Längst waren Bilderbogen in Umlauf gebracht, die Episoden aus dem Leben von Gorillas im Urwald und bei Berührung mit Menschen dramatisierten. Dem real existierenden Lebewesen in Moskau war keine markante Aktion dieser Art zu entlocken. Wenn das Tier eine Karotte aß, ging das in einem Zeitmaß vor sich, das die Geduld eines jeden Publikums überfordert hätte. So saß der Gorilla schließlich neben dem Eingang zur Kasse, neben ihm plaziert ein Braunbär an der Kette. Man mußte darauf achten, daß der Affe nicht in der Zugluft saß. In jedem Eingang eines öffentlichen Gebäudes in Moskau, also auch im Zirkus, gibt es Zugluft, weil es an Doppeltüren und Drehtüren fehlt. Die Tiere aus Afrika bekommen leicht Lungenentzündung, hieß es. Die Veterinärärzte der Armee, die der Zirkus um Rat fragte, kannten sich mit Affen wenig aus.

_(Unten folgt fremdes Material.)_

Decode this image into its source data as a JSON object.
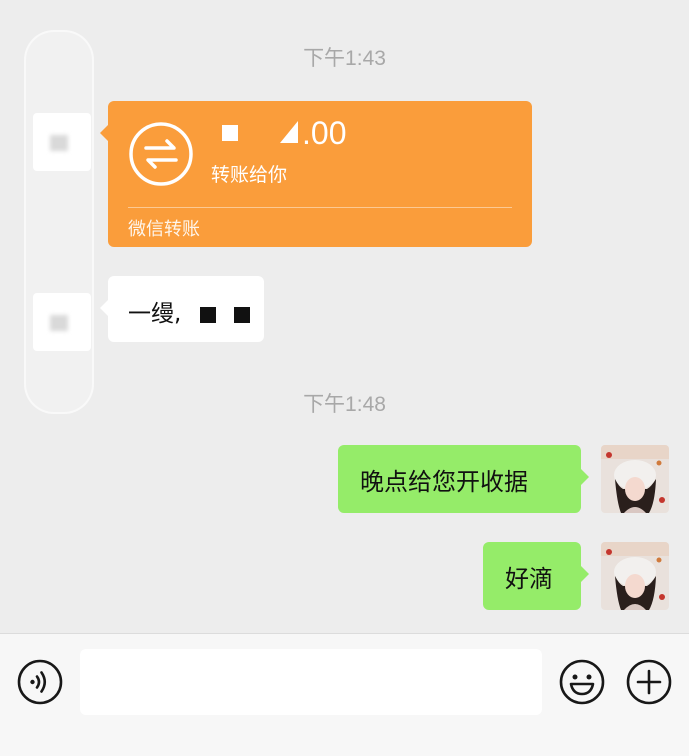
{
  "chat": {
    "timestamp_1": "下午1:43",
    "timestamp_2": "下午1:48",
    "transfer": {
      "amount_visible": ".00",
      "description": "转账给你",
      "footer": "微信转账"
    },
    "incoming_message": "一缦,",
    "outgoing_messages": [
      {
        "text": "晚点给您开收据"
      },
      {
        "text": "好滴"
      }
    ]
  },
  "input_bar": {
    "voice_icon": "voice-icon",
    "emoji_icon": "emoji-icon",
    "add_icon": "plus-icon",
    "input_value": ""
  },
  "colors": {
    "background": "#ededed",
    "transfer_orange": "#fa9d3b",
    "outgoing_green": "#95ec69",
    "incoming_white": "#ffffff"
  }
}
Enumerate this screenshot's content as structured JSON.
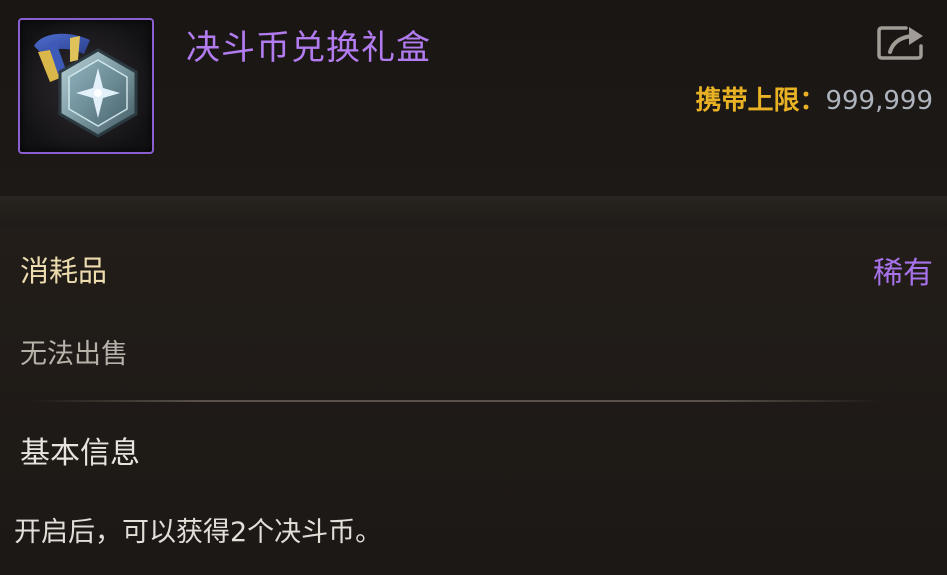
{
  "item": {
    "name": "决斗币兑换礼盒",
    "icon": "hexagon-medal-icon",
    "carry_limit_label": "携带上限",
    "carry_limit_colon": "：",
    "carry_limit_value": "999,999",
    "type": "消耗品",
    "rarity": "稀有",
    "sell_status": "无法出售",
    "section_title": "基本信息",
    "description": "开启后，可以获得2个决斗币。"
  },
  "colors": {
    "title_purple": "#b27cf0",
    "rarity_purple": "#a772ea",
    "carry_label_gold": "#e8b224",
    "frame_purple": "#8a5fd0"
  },
  "actions": {
    "share_icon": "share-export-icon"
  }
}
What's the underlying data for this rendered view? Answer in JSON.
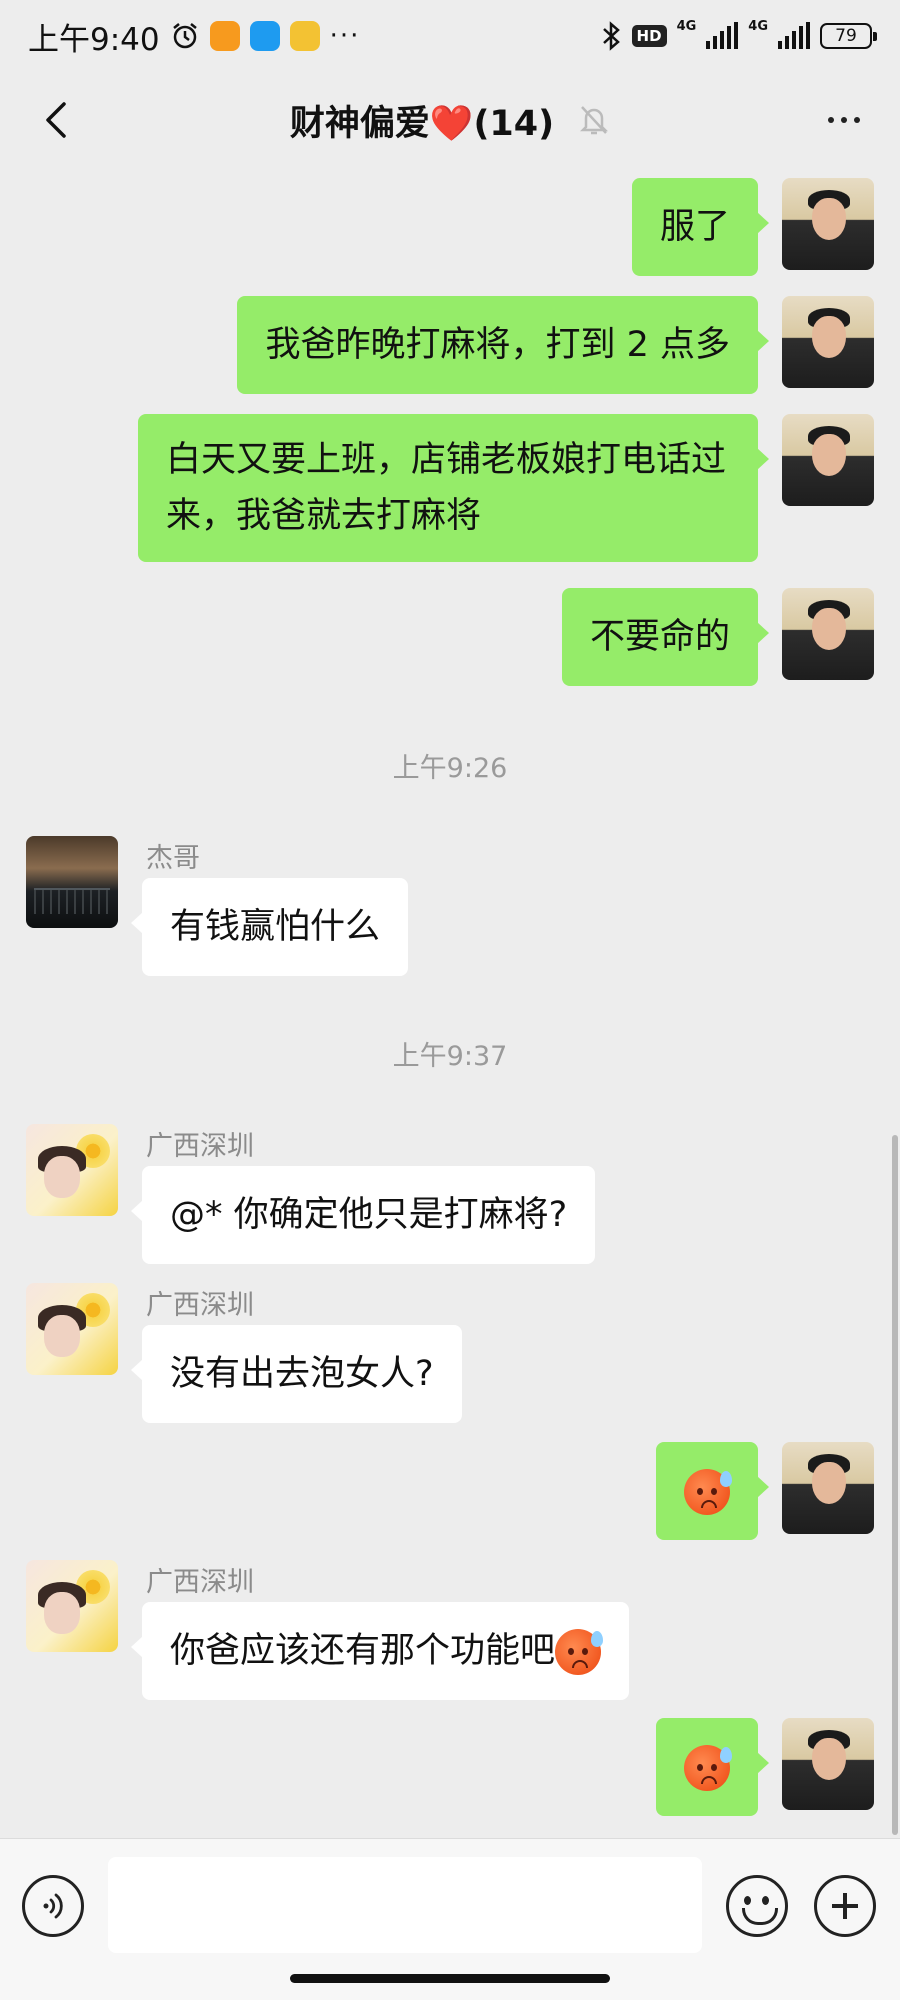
{
  "status_bar": {
    "time": "上午9:40",
    "hd_label": "HD",
    "net1": "4G",
    "net2": "4G",
    "battery": "79"
  },
  "header": {
    "title": "财神偏爱❤️(14)",
    "back_icon": "chevron-left-icon",
    "mute_icon": "bell-off-icon",
    "more_icon": "more-dots-icon"
  },
  "messages": [
    {
      "side": "right",
      "sender": "",
      "text": "服了"
    },
    {
      "side": "right",
      "sender": "",
      "text": "我爸昨晚打麻将，打到 2 点多"
    },
    {
      "side": "right",
      "sender": "",
      "text": "白天又要上班，店铺老板娘打电话过来，我爸就去打麻将"
    },
    {
      "side": "right",
      "sender": "",
      "text": "不要命的"
    },
    {
      "side": "left",
      "sender": "杰哥",
      "text": "有钱赢怕什么"
    },
    {
      "side": "left",
      "sender": "广西深圳",
      "text": "@*  你确定他只是打麻将?"
    },
    {
      "side": "left",
      "sender": "广西深圳",
      "text": "没有出去泡女人?"
    },
    {
      "side": "right",
      "sender": "",
      "emoji": "sweat-face-emoji"
    },
    {
      "side": "left",
      "sender": "广西深圳",
      "text": "你爸应该还有那个功能吧",
      "emoji": "sweat-face-emoji"
    },
    {
      "side": "right",
      "sender": "",
      "emoji": "sweat-face-emoji"
    }
  ],
  "timestamps": [
    "上午9:26",
    "上午9:37"
  ],
  "input_bar": {
    "voice_icon": "voice-icon",
    "emoji_icon": "emoji-icon",
    "plus_icon": "plus-icon",
    "placeholder": ""
  },
  "colors": {
    "background": "#ededed",
    "own_bubble": "#95ec69",
    "other_bubble": "#ffffff"
  }
}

Der Roman von Delos W. Lovelace von 1932 nennt King Kong ein GOTT-TIER. Wie würde man die Greifglieder bezeichnen, in denen sich die weiße Frau einrichtete? Pfoten, Pratzen oder Hände? Die Benennung durch einen abergläubischen Eingeborenenstamm ist nicht maßgebend, meinte der Webkommentator Fitz Gerald 7.Bot. Handelt es sich überhaupt um ein Tier? Oder um einen Parallelmenschen?